The Pope's Exorcist (2023) Me lo sbatto il dicastero!


Che dire, a volte è bello stupirsi, quando si tratta di B-Movie americani di solito la linea del godibile e del deprecabile è talmente sottile che bisogna prenderli a scatola chiusa e vedere cosa ci dicono con la loro storia. Sono tanti gli esempi che ho fatto in passato (e che potrei fare), questo che vi porto oggi è stato una sorpresa di cui però presagivo l'aspetto interessante: anche perché è l'unica ragione d'essere del film stesso, Russell Crowe che gigioneggia alla grande seguendo il sentiero del suo Jack Knife in “The Man with the Iron Fists” con cui ha aperto un nuovo lato inaspettato della sua carriera.Del regista australiano Julius Avery avevo già parlato con “Overlord”, ma penso che ormai sia una totale conferma come specialista nel servire B-movie di lusso o comunque godibili senza perdersi.

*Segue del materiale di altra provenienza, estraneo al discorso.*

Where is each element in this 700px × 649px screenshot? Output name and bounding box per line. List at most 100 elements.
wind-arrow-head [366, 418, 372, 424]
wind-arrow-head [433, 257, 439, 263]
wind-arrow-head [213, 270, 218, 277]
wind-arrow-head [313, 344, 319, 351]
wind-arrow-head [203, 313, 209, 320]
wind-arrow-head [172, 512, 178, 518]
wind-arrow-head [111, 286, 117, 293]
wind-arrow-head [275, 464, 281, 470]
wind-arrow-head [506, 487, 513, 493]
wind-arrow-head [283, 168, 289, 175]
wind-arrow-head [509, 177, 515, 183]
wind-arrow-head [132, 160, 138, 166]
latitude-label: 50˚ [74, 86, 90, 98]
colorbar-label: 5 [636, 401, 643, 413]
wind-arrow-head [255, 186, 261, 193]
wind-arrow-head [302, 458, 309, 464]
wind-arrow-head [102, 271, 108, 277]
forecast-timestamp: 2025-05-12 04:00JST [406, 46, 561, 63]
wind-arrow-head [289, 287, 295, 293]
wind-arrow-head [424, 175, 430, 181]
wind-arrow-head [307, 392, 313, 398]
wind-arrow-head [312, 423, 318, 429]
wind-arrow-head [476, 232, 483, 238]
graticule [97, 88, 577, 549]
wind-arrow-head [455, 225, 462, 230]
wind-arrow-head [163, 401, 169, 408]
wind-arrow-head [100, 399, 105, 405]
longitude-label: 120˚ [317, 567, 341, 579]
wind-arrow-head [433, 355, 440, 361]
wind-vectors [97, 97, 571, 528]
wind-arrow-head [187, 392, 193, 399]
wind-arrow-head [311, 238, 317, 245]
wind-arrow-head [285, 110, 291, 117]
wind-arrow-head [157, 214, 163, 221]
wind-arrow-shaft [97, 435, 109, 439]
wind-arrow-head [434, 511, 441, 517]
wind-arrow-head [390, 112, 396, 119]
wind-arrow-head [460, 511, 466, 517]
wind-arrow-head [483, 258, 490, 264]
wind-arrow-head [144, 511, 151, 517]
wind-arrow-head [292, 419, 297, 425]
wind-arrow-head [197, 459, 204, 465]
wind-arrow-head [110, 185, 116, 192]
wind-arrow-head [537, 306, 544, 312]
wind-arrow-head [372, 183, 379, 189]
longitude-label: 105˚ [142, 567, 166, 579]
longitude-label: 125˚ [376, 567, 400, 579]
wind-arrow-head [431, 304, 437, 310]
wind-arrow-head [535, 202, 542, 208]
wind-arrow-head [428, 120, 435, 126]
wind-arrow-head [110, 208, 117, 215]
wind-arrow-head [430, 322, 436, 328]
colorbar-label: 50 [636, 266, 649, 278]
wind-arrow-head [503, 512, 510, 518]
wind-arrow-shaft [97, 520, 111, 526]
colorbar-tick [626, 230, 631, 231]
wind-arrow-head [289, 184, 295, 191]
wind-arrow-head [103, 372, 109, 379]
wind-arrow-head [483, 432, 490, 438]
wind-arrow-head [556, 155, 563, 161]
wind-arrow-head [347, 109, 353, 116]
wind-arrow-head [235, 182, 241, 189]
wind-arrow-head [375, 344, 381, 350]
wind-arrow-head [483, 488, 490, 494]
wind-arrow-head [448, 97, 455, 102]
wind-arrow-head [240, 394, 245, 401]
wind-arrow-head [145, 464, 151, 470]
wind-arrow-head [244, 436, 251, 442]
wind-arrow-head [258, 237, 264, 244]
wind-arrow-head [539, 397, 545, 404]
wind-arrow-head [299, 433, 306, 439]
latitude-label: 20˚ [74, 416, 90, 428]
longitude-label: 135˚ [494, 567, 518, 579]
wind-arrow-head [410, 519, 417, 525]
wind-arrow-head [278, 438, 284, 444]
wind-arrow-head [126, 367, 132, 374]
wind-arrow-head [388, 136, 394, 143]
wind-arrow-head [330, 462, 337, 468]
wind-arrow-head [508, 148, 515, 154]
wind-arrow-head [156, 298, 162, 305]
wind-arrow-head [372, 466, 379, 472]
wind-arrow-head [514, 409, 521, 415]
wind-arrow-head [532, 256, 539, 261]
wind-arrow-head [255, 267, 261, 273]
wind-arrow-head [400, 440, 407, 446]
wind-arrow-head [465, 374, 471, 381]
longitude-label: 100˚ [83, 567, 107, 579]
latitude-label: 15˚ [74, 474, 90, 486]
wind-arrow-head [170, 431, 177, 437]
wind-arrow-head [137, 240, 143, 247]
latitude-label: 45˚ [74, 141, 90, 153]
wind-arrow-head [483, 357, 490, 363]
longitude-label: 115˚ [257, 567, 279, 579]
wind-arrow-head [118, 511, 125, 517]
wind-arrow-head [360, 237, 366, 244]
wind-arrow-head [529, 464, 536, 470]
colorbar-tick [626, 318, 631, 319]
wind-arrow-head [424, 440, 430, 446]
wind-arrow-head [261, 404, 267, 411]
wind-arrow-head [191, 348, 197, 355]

Qui il soggetto di base è qualcosa che non mi è mai interessato, ovvero la storia di Padre Amorth, il capo esorcista della chiesa vaticana, cosa che però è interessata a quei mattacchioni della Screen Gems che ne hanno comprato i diritti affidando al sceneggiatura a Michael Petroni ed Evan Spiliotoppulus e mettendo 18 milioni di dollari nel budget per fare il film.


La storia vien da sé: Il film è ambientato nel 1987, tra Roma e la Spagna, e narra le vicende di Gabriele Amorth, un presbitero che indaga sulla possessione demoniaca di un ragazzo e finirà per scoprire una vicenda, risalente alle origini della santa inquisizione, che il Vaticano mantiene secretata da secoli. Una trama minimale quindi, che si muove su un genere che in cinquant’anni da quando William Friedkin ha riscoperto il male (nel cinema moderno) non ha mai sorpassato quell’asticella qualitativa. Nonostante qualche mosca bianca che ha rinvigorito i film sugli esorcismi, in molti si sono scontrati contro quel muro, ma non è il caso di questa pellicola che getta letteralmente alla berlina ogni pretesto (la dice lubga il fatto di aver usato come simbolo dell'Inquisizione spagnola quello del videogioco "Dragon Age"), non prendendosi mai troppo sul serio e non risultando pretestuosa o virtuosa nel raccontare qualcosa che è già stato visto in tutte le salse. Vien da ridere a pensare che per l’ennesima volta Crowe si trova in un film che viene rifiutato dalla Chiesa Cattolica, il primo fu “Noah” di Aronofsky, trovando comunque il successo quasi fosse una versione di John Wick con il crocifisso. Anche perché il regista Avery (mette doci anche i nazisti questa volta) offre, grazie anche alla prova di Russell, un esorcista che è più un un vendicatore anticonvenzionale che il prete timorato dal male di stampo classico. Anzi vi dirò di più, si sfiorano pure atmosfere alla Buddy movie, in cui il prete giovane (interpretato da Daniel Zovatto) diventa la spalla acerba e comica dell’eroe, un po’ come in quel mitico film di Rutger Hauer chiamato “Split Second” (Detective Stone, in Italia).


Il film in sé non aggiunge niente al genere a cui appartiene come trama, anzi i personaggi di contorno sono la solita tiritera che abbiamo sempre visto: madre vedova, figlia problematica, figlio impossessato ancora più problematico e un maniero malefico infestato. In questo il cast di contorno è funzionale e risibile, tranne per il solito Franco Nero che fa sempre presenza in certi ruoli altisonanti. Il vero colpo di genio è stato quello di aver trovato un Crowe così menefreghista del ruolo dal renderlo assolutamente magistrale, prima ragione per cui il film è venduto e sicuramente un successo in quel frangente, perché quando fai un film sugli esorcismi, associando atmosfere alla “Nice Guys” di Shane Black e “Drag Me To Hell” di Sam Raimi crei un B-movie che nei suoi difetti di base risulta totalmente godibile, in particolare per la goliardia dei dialoghi/situazioni che si vengono a creare. Il risultato è come se Renny Harlin avesse avuto carta bianca nel dirigere “L’Esorcista – La Genesi” senza le problematiche di produzione catastrofiche. Fa comunque tristezza che in produzioni come queste, in Italia, eravamo dei maghi e ci riuscivano facilmente senza dover scomodare registi australiani.